What a brilliant piece of strategery by the Pelicans coach. Here's the news, Monty: Making noise for the home teams and razzing the visitors is an inalienable right for all card-carrying, leather-lunged sports fans.
Now permit me to turn the volume down on coach Williams and offer a few points that should be considered by teams, leagues and building operators.
Long term hearing damage caused by the “Pump up the Volume” cacophony from opening whistle to final horn is becoming a “Can You Hear Me Now?” problem for the world of sports. The noise for change from concerned constituencies is growing louder when it comes to protecting the hearing of fans who are screaming their heads off at venues throughout the country.
“People think it’s cool or funny or whatever, but there is increasing evidence that if your ears are ringing, damage is happening,” said M. Charles Liberman, a professor of otology at Harvard Medical School and the director of a hearing research lab at the Massachusetts Eye and Ear Infirmary.
The Seattle Seahawks boast that their fans caused a small earthquake after a Marshawn Lynch 2011 touchdown at Qwest Field. The team shouted from the top of the Space Needle about their crowd’s record 136.6-decibel noise level last September after an effort orchestrated by the fan group “Volume 12.”
In a Kansas City Chiefs game against the Oakland Raiders at Arrowhead Stadium last October, the pandemonium peaked at 142.2 decibels. The noise level at Arrowhead is the current world record for an outdoor stadium. Chiefs Coach Andy Reid said he could “feel the ground shaking” and later heard ringing in his ear not covered by his headset.
Other sports are following the NFL’s lead. The roaring from the home crowd at a Sacramento Kings game reached 126 decibels in setting a record for an indoor arena on Nov. 11, 2013 at Sleep Train arena. Nobody was napping at that game and now the "Roaracale" fans have something to shout for.
Fans are being audio bombed, programmed, prompted and prodded to get Loud! Louder!

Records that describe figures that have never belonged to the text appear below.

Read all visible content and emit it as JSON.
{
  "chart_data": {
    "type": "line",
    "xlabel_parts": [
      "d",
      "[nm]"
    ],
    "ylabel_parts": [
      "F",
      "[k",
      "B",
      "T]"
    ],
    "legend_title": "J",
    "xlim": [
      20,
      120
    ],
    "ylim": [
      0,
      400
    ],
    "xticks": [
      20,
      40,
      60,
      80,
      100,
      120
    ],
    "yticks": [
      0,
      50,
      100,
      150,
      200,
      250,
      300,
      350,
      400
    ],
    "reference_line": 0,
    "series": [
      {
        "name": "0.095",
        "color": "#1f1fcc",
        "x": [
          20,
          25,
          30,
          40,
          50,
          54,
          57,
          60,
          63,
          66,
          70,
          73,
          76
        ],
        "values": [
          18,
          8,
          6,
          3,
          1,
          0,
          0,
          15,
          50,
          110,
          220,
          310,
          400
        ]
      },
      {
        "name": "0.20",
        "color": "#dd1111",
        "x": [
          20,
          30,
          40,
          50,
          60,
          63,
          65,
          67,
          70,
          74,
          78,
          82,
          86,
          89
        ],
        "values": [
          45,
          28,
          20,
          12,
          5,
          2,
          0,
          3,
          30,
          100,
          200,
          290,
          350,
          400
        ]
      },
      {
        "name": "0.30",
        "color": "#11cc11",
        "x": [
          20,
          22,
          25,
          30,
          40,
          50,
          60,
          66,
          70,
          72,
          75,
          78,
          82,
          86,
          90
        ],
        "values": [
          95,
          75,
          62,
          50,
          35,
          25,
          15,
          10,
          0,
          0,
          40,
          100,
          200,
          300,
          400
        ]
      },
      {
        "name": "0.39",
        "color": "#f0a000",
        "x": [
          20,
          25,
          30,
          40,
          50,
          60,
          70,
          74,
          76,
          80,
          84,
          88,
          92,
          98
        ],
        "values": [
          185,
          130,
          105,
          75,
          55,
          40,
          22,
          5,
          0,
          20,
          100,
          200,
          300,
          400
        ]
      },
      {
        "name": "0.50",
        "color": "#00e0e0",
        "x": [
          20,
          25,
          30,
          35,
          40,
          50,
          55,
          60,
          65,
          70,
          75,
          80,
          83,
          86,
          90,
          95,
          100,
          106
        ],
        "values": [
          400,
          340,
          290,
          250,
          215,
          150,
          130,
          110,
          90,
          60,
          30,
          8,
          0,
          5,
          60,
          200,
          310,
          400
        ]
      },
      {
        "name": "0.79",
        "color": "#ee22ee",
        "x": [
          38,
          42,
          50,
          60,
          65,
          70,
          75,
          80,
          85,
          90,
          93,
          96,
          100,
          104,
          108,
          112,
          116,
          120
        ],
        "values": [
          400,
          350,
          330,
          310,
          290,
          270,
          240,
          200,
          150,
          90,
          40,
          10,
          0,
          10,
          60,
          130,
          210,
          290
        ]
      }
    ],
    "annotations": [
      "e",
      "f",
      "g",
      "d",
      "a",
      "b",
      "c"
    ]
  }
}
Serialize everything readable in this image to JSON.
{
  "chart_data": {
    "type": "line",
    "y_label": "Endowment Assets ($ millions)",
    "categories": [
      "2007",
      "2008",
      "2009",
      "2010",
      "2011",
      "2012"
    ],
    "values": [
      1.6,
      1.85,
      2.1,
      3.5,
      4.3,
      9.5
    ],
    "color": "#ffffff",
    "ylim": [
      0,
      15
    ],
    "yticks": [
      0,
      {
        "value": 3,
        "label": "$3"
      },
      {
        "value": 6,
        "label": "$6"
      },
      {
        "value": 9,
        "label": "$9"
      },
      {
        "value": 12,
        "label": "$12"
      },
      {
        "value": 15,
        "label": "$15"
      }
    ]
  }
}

LOUDER! Vocal outputs are measured by all manner of scoreboard supergraphic noise meters. Vocal chords are strained to set world records.
Is anyone considering the damage done to the sense of hearing by the race to break the sound barrier at sports events everywhere?
Specialists say hearing safeguards like noise reduction headphones are critical for young ears in the deafening world of many sports events. Hearing loss from exposure to loud noises can be cumulative and irreversible. I’m reminded of a photograph from a few years ago of Super Bowl winning quarterback Drew Brees holding his small son during the raucous post game celebration with the little guy wearing his noise reduction headphones. Stadiums and arenas are being creatively constructed to maximize crowd noise. The debate on which teams artificially enhance their home fans' lungs with speaker sound continues. And some are literally paying a price for their "artificiality."
It is time for team management and venue operators to start listening to the experts and concerned fans, before they can’t hear them at all.